L’Ordine provinciale degli Infermieri: “Rischio concreto di blocco delle assunzioni e ripercussioni sull’assistenza nei reparti”

CHIETI – Oltre mille candidature per i posti da infermiere nella Asl Lanciano Vasto Chieti, ma sulla procedura si allunga l’ombra dei dubbi sollevati dall’Ordine delle Professioni infermieristiche (Opi) della provincia. L’attenzione dell’Ordine si concentra sulla commissione esaminatrice appena nominata dall’azienda sanitaria per il reclutamento a tempo determinato, nella quale non figura alcun dirigente delle professioni sanitarie, figura ritenuta cruciale per la valutazione delle competenze dei candidati.


«C’è il rischio altissimo e concreto che l’intera procedura venga compromessa», avverte il presidente provinciale dell’Opi, Giancarlo Cicolini. Secondo l’Ordine, l’assenza di un dirigente infermieristico nella commissione non solo metterebbe in discussione la correttezza dell’iter selettivo, ma rappresenterebbe anche un segnale di scarsa valorizzazione del ruolo professionale in una fase decisiva per il futuro dell’assistenza. «È difficile vedere affidata a un infermiere la presidenza di una commissione per assumere medici; allo stesso modo, non si comprende perché le nostre competenze debbano essere giudicate senza il coinvolgimento della dirigenza infermieristica», osserva Cicolini.

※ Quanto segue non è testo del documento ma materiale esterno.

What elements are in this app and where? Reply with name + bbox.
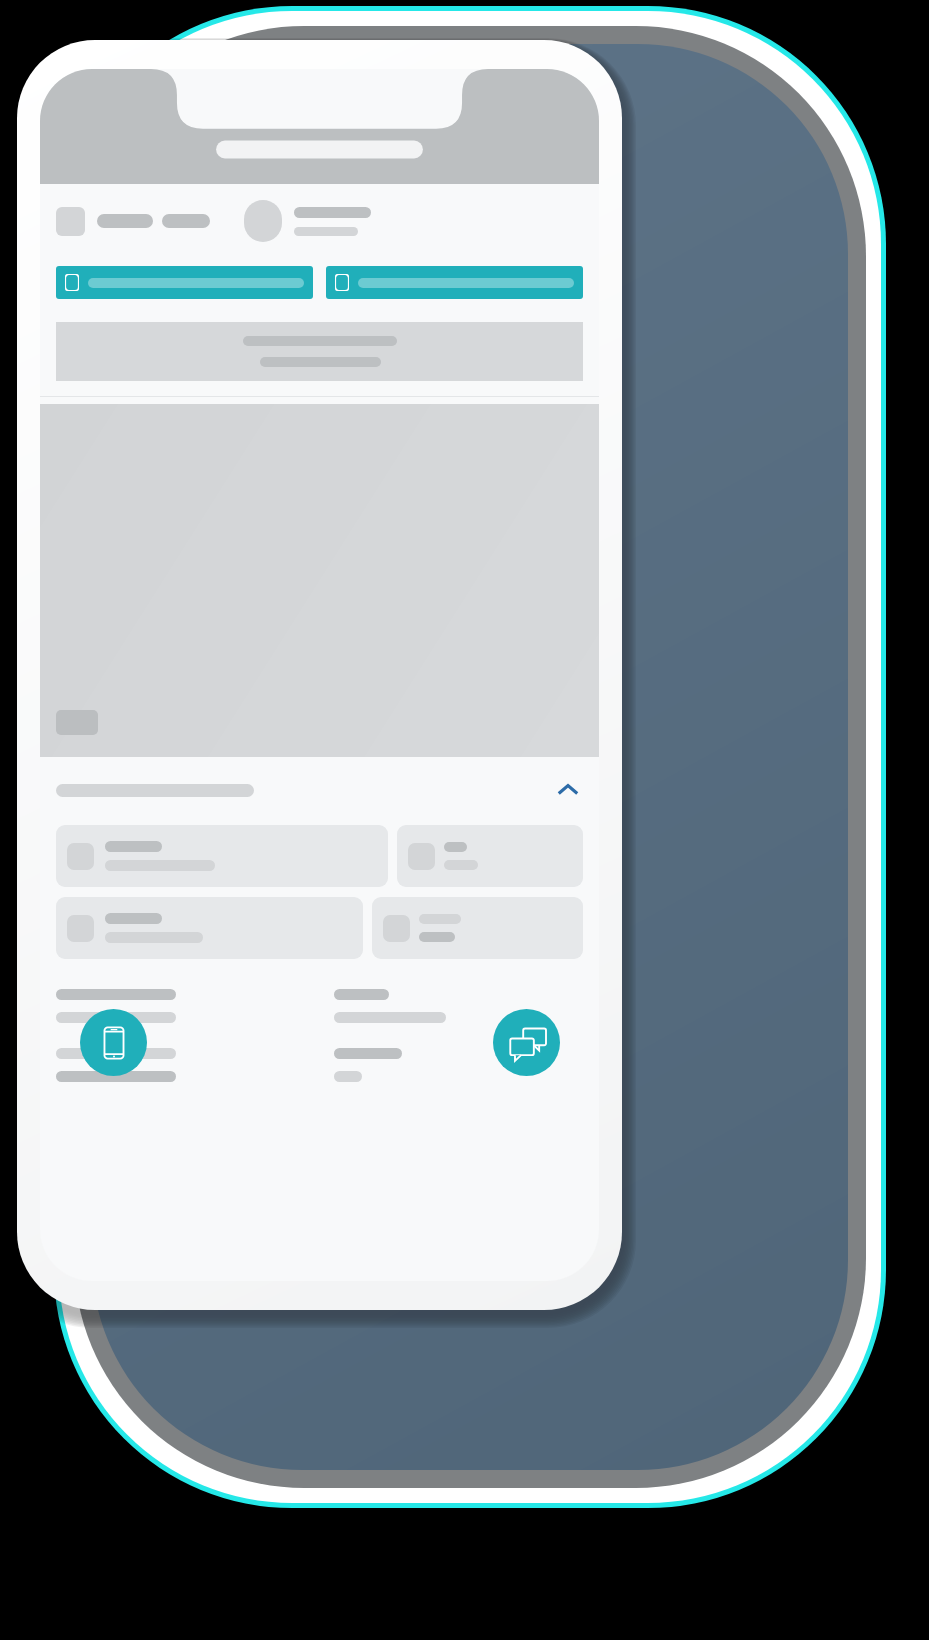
button[interactable] [397,825,583,887]
button[interactable]: Messages [493,1009,560,1076]
button[interactable] [326,266,583,299]
button[interactable]: Call [80,1009,147,1076]
button[interactable] [372,897,583,959]
button[interactable] [56,322,583,381]
button[interactable]: Collapse [553,775,583,805]
button[interactable] [56,825,388,887]
button[interactable] [56,266,313,299]
button[interactable] [56,897,363,959]
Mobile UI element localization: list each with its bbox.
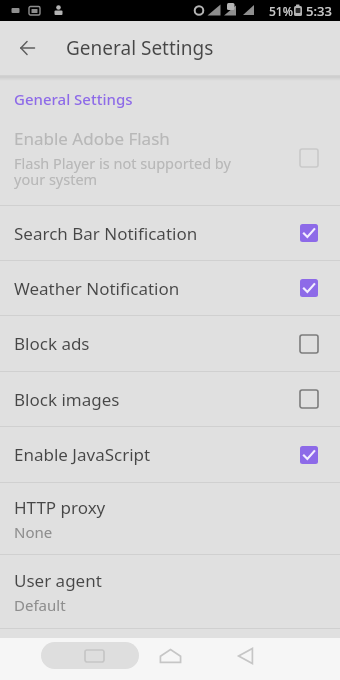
button[interactable]: HTTP proxy xyxy=(0,483,340,554)
button[interactable]: Home xyxy=(152,640,188,672)
staticText: Weather Notification xyxy=(14,277,296,300)
staticText: Enable JavaScript xyxy=(14,443,296,466)
staticText: Flash Player is not supported by your sy… xyxy=(14,153,231,189)
staticText: HTTP proxy xyxy=(14,496,106,519)
button[interactable]: Enable JavaScript xyxy=(0,427,340,482)
staticText: Default xyxy=(14,595,66,615)
staticText: Block images xyxy=(14,388,296,411)
staticText: 51% xyxy=(269,3,293,19)
button[interactable]: Back xyxy=(3,24,51,72)
staticText: User agent xyxy=(14,569,102,592)
staticText: Block ads xyxy=(14,332,296,355)
staticText: Enable Adobe Flash xyxy=(14,127,170,150)
staticText: Search Bar Notification xyxy=(14,222,296,245)
staticText: None xyxy=(14,522,53,542)
button[interactable]: Block images xyxy=(0,372,340,426)
button[interactable]: Recent apps xyxy=(41,642,139,669)
staticText: General Settings xyxy=(14,89,133,109)
button[interactable]: Search Bar Notification xyxy=(0,206,340,260)
staticText: 5:33 xyxy=(306,2,332,20)
button[interactable]: Block ads xyxy=(0,316,340,371)
button[interactable]: User agent xyxy=(0,555,340,628)
staticText: General Settings xyxy=(66,35,214,61)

L’Opi, che dichiara di condividere i forti dubbi espressi nelle ultime ore anche dalle organizzazioni sindacali, chiede alla Asl Lanciano Vasto Chieti di intervenire in autotutela. La richiesta è quella di revocare gli atti e ricostituire in tempi rapidissimi la commissione d’esame, riportando la procedura «nei binari del rispetto della legge» e mettendola al riparo da possibili contestazioni o rallentamenti.


La preoccupazione dell’Ordine è legata soprattutto alle ricadute sui servizi. «I nostri ospedali hanno un bisogno enorme e urgente di infermieri per continuare a garantire l’assistenza», sottolinea il presidente. «Sarebbe un danno insopportabile per i cittadini vedere sfumare o tardare i contratti per questioni che potevano essere evitate con un maggiore coinvolgimento della dirigenza infermieristica».

Nonostante il tono dell’allarme, l’Opi ribadisce la propria disponibilità a un confronto immediato con l’azienda sanitaria, in un’ottica di collaborazione istituzionale. L’obiettivo, precisa l’Ordine, resta quello di tutelare la professione infermieristica e, prima ancora, il diritto alla salute pubblica, assicurando che le oltre mille domande presentate possano tradursi in nuove assunzioni e in un reale potenziamento dell’assistenza sul territorio.